I Bury the Living (1958)

Director: Albert Band
Writer: Louis Garfinkle
Stars: Richard Boone, Theodore Bikel and Peggy Maurer

Index: 2024 Centennials.

Robert Kraft is the new chairman of the Management Committee of the Immortal Hills cemetery in Milford so Andy McKee, who’s been its caretaker for as long as anyone can remember, shows him around. Bob Kraft is Richard Boone, well known on TV in 1958 for his role in Medic, which landed him a 1955 Emmy nomination, but was becoming a bigger star through roles in westerns like The Tall T, Ten Wanted Men and Man without a Star, along with a new TV show for 1957 called Have Gun – Will Travel, in which he played a gentleman wandering the West as a gun for hire to help people in need. McKee, an old Scot with a thick accent whose retirement is one of Kraft’s first priorities, is Theodore Bikel, then a thirty-four year old Austrian Jew. He was born in Vienna but moved to what was then Mandatory Palestine (now Israel), learning acting there and later in London, to which he moved at twenty-one to study at the Royal Academy of Dramatic Art. He racked up many European nationalities in movies. A Scot was just one more.

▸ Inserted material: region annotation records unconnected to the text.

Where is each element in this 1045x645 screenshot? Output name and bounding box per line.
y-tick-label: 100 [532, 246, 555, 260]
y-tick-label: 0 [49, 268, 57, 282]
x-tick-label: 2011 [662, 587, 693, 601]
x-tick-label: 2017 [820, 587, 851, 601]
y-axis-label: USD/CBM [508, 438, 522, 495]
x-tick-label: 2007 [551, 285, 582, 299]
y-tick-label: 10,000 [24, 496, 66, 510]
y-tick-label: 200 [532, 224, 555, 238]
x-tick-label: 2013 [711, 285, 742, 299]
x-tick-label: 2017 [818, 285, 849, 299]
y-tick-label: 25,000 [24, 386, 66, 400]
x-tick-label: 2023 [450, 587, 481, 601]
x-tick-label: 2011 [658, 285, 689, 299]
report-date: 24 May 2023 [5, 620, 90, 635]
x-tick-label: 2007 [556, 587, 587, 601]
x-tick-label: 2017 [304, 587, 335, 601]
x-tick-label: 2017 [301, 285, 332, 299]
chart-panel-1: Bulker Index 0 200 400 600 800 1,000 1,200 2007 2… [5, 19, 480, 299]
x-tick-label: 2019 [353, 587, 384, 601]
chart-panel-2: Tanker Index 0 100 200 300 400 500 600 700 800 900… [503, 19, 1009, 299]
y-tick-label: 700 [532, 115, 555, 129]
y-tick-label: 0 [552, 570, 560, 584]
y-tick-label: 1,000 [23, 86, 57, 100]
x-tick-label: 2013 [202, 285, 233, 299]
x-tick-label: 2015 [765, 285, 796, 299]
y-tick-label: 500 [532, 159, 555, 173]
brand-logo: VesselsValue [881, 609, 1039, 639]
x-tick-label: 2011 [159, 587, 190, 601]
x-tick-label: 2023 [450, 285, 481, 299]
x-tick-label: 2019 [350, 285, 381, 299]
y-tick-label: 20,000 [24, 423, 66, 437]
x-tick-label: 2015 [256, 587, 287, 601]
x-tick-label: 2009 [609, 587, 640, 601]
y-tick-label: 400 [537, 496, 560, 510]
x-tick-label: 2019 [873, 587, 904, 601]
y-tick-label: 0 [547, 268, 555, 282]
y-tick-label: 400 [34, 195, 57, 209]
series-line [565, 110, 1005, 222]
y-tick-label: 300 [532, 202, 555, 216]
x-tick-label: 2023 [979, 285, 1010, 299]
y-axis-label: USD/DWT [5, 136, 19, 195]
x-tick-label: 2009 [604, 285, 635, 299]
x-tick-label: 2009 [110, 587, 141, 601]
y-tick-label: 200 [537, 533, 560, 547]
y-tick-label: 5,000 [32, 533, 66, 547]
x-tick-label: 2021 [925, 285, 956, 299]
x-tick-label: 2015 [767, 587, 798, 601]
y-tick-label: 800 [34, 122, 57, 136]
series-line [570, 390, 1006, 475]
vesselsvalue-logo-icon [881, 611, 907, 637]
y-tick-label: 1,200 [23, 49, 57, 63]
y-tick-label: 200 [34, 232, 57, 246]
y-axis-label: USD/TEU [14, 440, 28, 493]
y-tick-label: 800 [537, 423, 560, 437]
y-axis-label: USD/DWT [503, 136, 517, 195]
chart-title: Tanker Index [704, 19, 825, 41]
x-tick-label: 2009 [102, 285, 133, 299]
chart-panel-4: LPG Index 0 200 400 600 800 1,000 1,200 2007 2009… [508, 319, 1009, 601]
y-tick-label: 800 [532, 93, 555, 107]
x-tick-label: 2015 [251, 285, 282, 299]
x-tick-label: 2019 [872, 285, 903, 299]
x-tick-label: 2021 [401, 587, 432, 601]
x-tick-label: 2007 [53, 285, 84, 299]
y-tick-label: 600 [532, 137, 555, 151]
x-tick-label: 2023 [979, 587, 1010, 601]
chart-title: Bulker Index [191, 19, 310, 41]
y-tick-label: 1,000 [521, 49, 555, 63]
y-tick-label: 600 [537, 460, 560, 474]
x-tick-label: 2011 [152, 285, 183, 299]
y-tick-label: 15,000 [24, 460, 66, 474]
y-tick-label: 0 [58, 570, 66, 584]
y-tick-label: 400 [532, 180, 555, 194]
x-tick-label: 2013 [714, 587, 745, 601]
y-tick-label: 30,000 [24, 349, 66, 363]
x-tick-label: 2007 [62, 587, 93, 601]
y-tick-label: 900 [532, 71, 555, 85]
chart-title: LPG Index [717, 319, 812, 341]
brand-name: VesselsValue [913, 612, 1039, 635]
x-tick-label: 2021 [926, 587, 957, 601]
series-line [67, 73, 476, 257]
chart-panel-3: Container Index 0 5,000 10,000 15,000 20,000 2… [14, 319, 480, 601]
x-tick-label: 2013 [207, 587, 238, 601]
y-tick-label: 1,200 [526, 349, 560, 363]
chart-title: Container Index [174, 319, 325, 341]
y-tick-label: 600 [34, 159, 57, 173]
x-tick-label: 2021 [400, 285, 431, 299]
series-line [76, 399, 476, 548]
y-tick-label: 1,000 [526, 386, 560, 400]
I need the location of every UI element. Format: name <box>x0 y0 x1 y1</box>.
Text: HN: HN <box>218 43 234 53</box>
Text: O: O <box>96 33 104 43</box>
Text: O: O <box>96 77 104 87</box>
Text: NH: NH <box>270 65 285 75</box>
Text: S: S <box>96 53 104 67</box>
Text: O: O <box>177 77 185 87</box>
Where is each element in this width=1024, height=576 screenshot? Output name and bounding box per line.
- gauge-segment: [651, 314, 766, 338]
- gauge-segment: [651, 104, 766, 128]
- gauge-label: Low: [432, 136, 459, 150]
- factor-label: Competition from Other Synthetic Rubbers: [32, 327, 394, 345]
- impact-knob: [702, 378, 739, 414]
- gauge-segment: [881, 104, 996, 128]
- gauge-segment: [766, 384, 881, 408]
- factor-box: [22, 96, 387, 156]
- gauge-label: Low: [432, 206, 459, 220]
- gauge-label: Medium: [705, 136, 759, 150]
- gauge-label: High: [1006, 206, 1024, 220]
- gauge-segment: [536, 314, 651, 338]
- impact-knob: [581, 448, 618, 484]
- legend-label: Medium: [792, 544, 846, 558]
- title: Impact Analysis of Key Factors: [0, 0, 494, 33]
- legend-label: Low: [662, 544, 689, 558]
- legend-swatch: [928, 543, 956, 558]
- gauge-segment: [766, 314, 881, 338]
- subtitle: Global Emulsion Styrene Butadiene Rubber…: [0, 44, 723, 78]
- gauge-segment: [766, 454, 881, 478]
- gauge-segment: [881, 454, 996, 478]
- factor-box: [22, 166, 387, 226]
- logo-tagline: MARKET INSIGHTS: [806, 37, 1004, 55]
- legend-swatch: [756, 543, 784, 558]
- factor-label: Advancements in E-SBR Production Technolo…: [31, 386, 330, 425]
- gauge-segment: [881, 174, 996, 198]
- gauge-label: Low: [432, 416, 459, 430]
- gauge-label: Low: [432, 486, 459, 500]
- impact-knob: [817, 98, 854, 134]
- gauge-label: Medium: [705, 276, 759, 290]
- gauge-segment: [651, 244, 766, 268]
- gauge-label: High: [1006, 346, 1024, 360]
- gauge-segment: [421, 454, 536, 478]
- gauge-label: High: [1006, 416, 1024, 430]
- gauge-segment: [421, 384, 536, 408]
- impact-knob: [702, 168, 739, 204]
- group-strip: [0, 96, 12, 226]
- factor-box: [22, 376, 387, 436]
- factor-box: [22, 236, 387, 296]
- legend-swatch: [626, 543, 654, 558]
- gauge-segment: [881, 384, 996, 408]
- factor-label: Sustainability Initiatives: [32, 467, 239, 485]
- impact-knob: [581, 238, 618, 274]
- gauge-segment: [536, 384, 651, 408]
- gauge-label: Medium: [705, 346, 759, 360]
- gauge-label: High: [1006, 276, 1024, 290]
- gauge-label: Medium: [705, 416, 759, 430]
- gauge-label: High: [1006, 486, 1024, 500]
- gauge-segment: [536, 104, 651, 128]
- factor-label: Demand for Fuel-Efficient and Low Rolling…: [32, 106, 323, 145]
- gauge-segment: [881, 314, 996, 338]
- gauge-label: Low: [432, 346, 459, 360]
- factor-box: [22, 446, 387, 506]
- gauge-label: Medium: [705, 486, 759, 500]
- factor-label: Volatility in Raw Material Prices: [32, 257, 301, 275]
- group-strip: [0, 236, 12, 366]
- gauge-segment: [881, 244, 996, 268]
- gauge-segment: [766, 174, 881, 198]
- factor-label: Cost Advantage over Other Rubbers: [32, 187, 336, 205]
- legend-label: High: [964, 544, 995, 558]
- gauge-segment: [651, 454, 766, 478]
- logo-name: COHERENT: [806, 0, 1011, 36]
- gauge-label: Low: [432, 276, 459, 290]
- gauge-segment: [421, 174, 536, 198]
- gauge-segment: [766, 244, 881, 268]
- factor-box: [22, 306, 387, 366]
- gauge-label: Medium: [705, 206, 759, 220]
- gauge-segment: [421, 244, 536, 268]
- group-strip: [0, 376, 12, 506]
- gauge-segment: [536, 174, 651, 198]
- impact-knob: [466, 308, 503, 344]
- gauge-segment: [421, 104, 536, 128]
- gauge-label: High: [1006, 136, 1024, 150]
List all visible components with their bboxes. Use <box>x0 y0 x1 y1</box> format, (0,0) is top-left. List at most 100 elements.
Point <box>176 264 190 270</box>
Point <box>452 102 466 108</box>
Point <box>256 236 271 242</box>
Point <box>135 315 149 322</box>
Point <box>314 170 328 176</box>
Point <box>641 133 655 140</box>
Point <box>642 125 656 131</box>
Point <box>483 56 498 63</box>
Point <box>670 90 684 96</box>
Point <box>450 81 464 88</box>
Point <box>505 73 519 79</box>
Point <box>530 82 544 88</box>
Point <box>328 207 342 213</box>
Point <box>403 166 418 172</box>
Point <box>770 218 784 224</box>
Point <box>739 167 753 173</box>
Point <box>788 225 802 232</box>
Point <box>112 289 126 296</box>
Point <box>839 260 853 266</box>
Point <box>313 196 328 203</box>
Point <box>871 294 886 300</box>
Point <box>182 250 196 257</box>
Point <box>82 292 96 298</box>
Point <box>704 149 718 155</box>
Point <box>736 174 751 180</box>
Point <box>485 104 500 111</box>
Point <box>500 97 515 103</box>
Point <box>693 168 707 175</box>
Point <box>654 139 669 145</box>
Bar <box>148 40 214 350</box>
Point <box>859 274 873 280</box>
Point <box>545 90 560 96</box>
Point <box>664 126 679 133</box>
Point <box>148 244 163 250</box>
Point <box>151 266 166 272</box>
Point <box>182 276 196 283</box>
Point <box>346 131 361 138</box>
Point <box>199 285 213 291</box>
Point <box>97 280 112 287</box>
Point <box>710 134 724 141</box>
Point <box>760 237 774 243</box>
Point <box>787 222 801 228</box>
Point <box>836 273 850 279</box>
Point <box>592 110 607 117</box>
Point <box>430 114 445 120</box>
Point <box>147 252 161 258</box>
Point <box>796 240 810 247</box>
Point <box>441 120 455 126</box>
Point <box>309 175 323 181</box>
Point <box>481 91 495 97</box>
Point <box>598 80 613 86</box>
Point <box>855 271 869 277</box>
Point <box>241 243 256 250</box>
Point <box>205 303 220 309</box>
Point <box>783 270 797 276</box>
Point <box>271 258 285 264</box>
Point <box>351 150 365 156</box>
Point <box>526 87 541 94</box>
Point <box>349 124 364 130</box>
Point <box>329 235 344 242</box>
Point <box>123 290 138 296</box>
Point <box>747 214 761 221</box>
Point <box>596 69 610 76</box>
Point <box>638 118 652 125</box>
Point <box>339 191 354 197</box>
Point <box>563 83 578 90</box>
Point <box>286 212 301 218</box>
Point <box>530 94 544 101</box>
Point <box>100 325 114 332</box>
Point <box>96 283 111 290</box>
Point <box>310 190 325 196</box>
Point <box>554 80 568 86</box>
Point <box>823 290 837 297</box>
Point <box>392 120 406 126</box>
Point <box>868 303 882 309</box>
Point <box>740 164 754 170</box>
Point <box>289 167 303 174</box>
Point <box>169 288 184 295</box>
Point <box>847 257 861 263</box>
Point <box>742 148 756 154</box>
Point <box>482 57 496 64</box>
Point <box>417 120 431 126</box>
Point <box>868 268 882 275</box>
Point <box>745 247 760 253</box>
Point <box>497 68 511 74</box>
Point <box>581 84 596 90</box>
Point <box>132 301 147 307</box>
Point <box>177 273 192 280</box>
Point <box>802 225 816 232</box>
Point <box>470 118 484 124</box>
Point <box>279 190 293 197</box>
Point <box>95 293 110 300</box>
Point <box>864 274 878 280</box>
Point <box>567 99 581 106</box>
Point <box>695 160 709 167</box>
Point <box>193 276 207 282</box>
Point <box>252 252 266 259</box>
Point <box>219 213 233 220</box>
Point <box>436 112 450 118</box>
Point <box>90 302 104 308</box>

The easiest way to see I Bury the Living is as an unassociated feature length episode of The Twilight Zone, so it doesn’t hurt that Boone bore a resemblance to Rod Serling. He had similar rugged good looks, a similarly serious attitude and, of course, a similar suit given that Bob is also the president of the Kraft department store. The Kraft family run the town of Milford and Bob’s Uncle George, who was chairman two years prior, explains to him how they maintain their level of prestige. Every man in the family “served on every community project, board and committee that was ever created. They served for free but they did it for business.” So, even though Bob is busy with the store, he’s now going to have to dedicate a few hours a week to the cemetery. Given that most of the feature is set at Immortal Hills and we never see the store, you can imagine how well that doesn’t go for him. There’s a reason for that and it is inherently tied to the big board on the far wall of the cemetery’s office that McKee talks him through on that first fateful visit.